In the course of the day, I also had a chance to briefly stop by the Exhibitors' Hall to see the vendors who came to the conference. I spent time especially with Rick and Rebbecca Rowland of Norland Robotics, the folks who make the calculator-controlled robot kits. They have been stauch supporters of "Programming the TI-83 Plus/TI-84 Plus", which they offer as an optional accessory to teachers with their robot. The day concluded with a pleasant two-hour reception replete with food, drinks, and pleasant music and company by the Hotel Rio's pool area. Tomorrow starts bright and early with sessions at 8am, and Cemetech will be bringing you the full story right here. If best comes to best, we may even be able to answer a few select nagging questions about the present and future of TI technology, so keep an eye right here.

Nice to see that you are having fun in Vegas. Out of curiosity, have you considered making a TI-84 CSE slot machine?
Those robots look very cool. Are they based on any microcontroller platform at all?
ElectronicsGeek, I suspect they might use PICs, but don't quote me on that. I do know that whatever they use communicates via the CBL/CBR send()/get() interface, which makes programming the robots very simple.

Ordelore: I suspect TI would not be thrilled about gambling games like that unless you could include concrete math in it in some way.
Sounds like you had a lot of fun so far, good to hear Smile
Sorunome wrote:
Sounds like you had a lot of fun so far, good to hear Smile
Thanks! Yes, had a lot of fun, learned a lot, and met a lot of interesting people. The only thing I haven't gotten much time for is exploring Las Vegas and its many entertainment options, but I trust I'll have time for that this evening.
I see Windows XP there! Take that, CVSoft! Razz
*bump* Just a few notes about Days 1 and 2 and talking to teachers at the conference about the TI-84 Plus series, the TI-84 Plus C Silver Edition, and the TI-Nspire. I've been asking teachers about the TI-84 Plus series versus the TI-Nspire, and how they see the relative adoption and response to the two lines in the classroom and with students. I've also been asking about TI-84 Plus C Silver Edition apps that they think are currently missing and need to be ported over from the monochrome calculators most urgently, perhaps to motivate our work here a bit. What I've heard a lot is that when the grayscale TI-Nspire was first introduced, many teachers felt it was a bit ahead of its time, and the support materials weren't quite there yet to make it attractive for teachers to adopt.

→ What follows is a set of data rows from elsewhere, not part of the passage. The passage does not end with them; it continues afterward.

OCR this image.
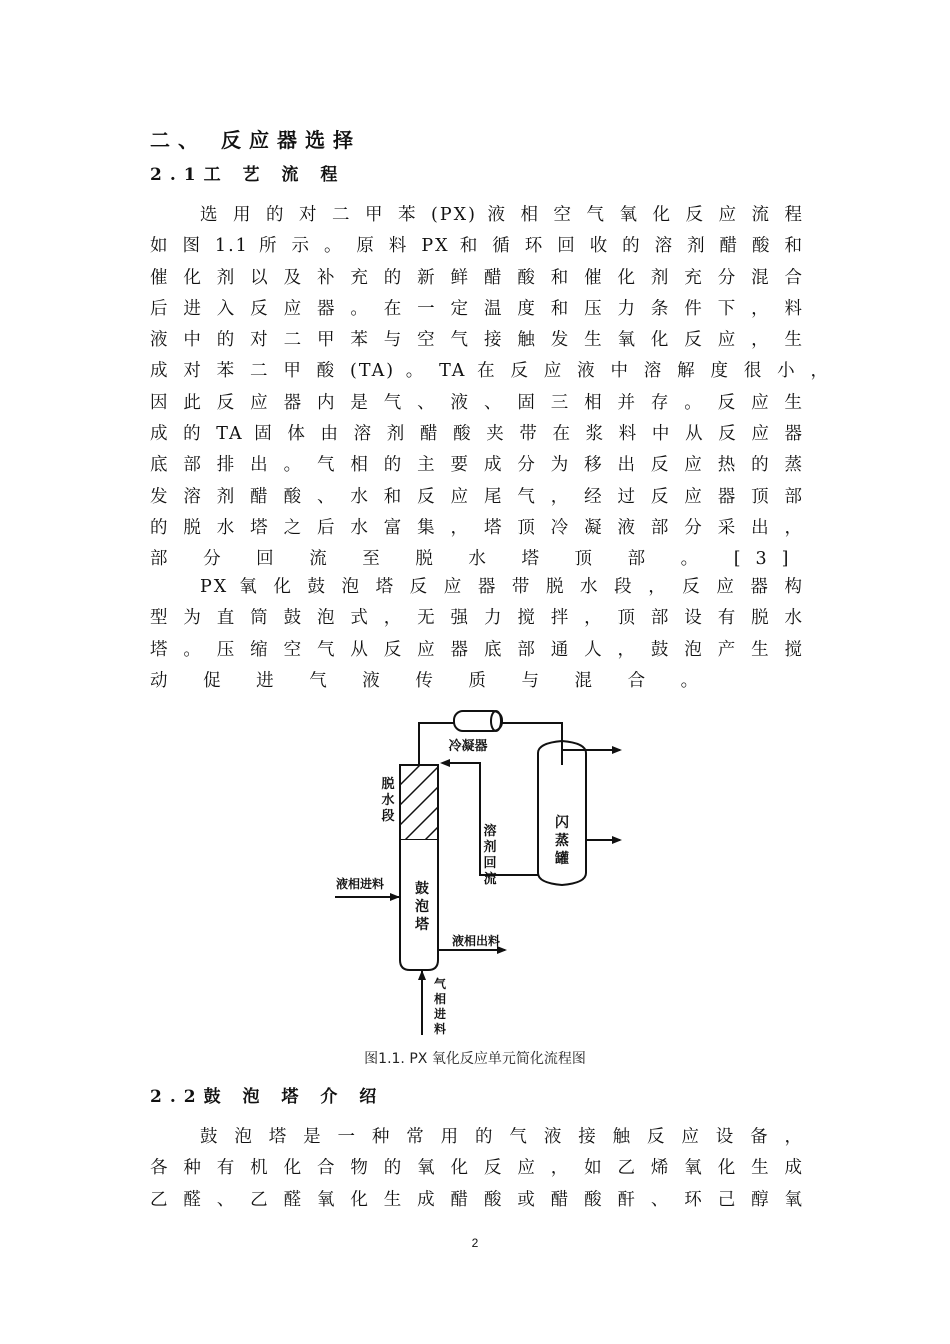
二、 反应器选择
2.1工 艺 流 程
选 用 的 对 二 甲 苯 (PX) 液 相 空 气 氧 化 反 应 流 程
如 图 1.1 所 示 。 原 料 PX 和 循 环 回 收 的 溶 剂 醋 酸 和
催 化 剂 以 及 补 充 的 新 鲜 醋 酸 和 催 化 剂 充 分 混 合
后 进 入 反 应 器 。 在 一 定 温 度 和 压 力 条 件 下 ， 料
液 中 的 对 二 甲 苯 与 空 气 接 触 发 生 氧 化 反 应 ， 生
成 对 苯 二 甲 酸 (TA) 。 TA 在 反 应 液 中 溶 解 度 很 小 ，
因 此 反 应 器 内 是 气 、 液 、 固 三 相 并 存 。 反 应 生
成 的 TA 固 体 由 溶 剂 醋 酸 夹 带 在 浆 料 中 从 反 应 器
底 部 排 出 。 气 相 的 主 要 成 分 为 移 出 反 应 热 的 蒸
发 溶 剂 醋 酸 、 水 和 反 应 尾 气 ， 经 过 反 应 器 顶 部
的 脱 水 塔 之 后 水 富 集 ， 塔 顶 冷 凝 液 部 分 采 出 ，
部 分 回 流 至 脱 水 塔 顶 部 。 [3]
PX 氧 化 鼓 泡 塔 反 应 器 带 脱 水 段 ， 反 应 器 构
型 为 直 筒 鼓 泡 式 ， 无 强 力 搅 拌 ， 顶 部 设 有 脱 水
塔 。 压 缩 空 气 从 反 应 器 底 部 通 人 ， 鼓 泡 产 生 搅
动 促 进 气 液 传 质 与 混 合 。
冷凝器
脱
水
段	闪
蒸
罐
溶
剂
回
流
液相进料 鼓
泡
塔
液相出料
气
相
进
料
图1.1. PX 氧化反应单元简化流程图
2.2鼓 泡 塔 介 绍
鼓 泡 塔 是 一 种 常 用 的 气 液 接 触 反 应 设 备 ，
各 种 有 机 化 合 物 的 氧 化 反 应 ， 如 乙 烯 氧 化 生 成
乙 醛 、 乙 醛 氧 化 生 成 醋 酸 或 醋 酸 酐 、 环 己 醇 氧
2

Now, several teachers agreed, there is full set of resources, in terms of documentation, activities, and knowledgeable colleagues, that makes using the TI-Nspire in the classroom perhaps as easy as the TI-84 Plus series. On the other hand, most agreed that although they see nearly 50% of classrooms having TI-Nspire technology, the teachers (and hence the students) still seem largely more comfortable and better-trained in using the TI-84 Plus series. I still need to ask around a bit more about how they feel the TI-84 Plus C Silver Edition documentation (which is something my publisher would like to hear about for "Using the TI-83 Plus/TI-84 Plus"). I'll keep canvassing around and add more notes here as I talk to more teachers.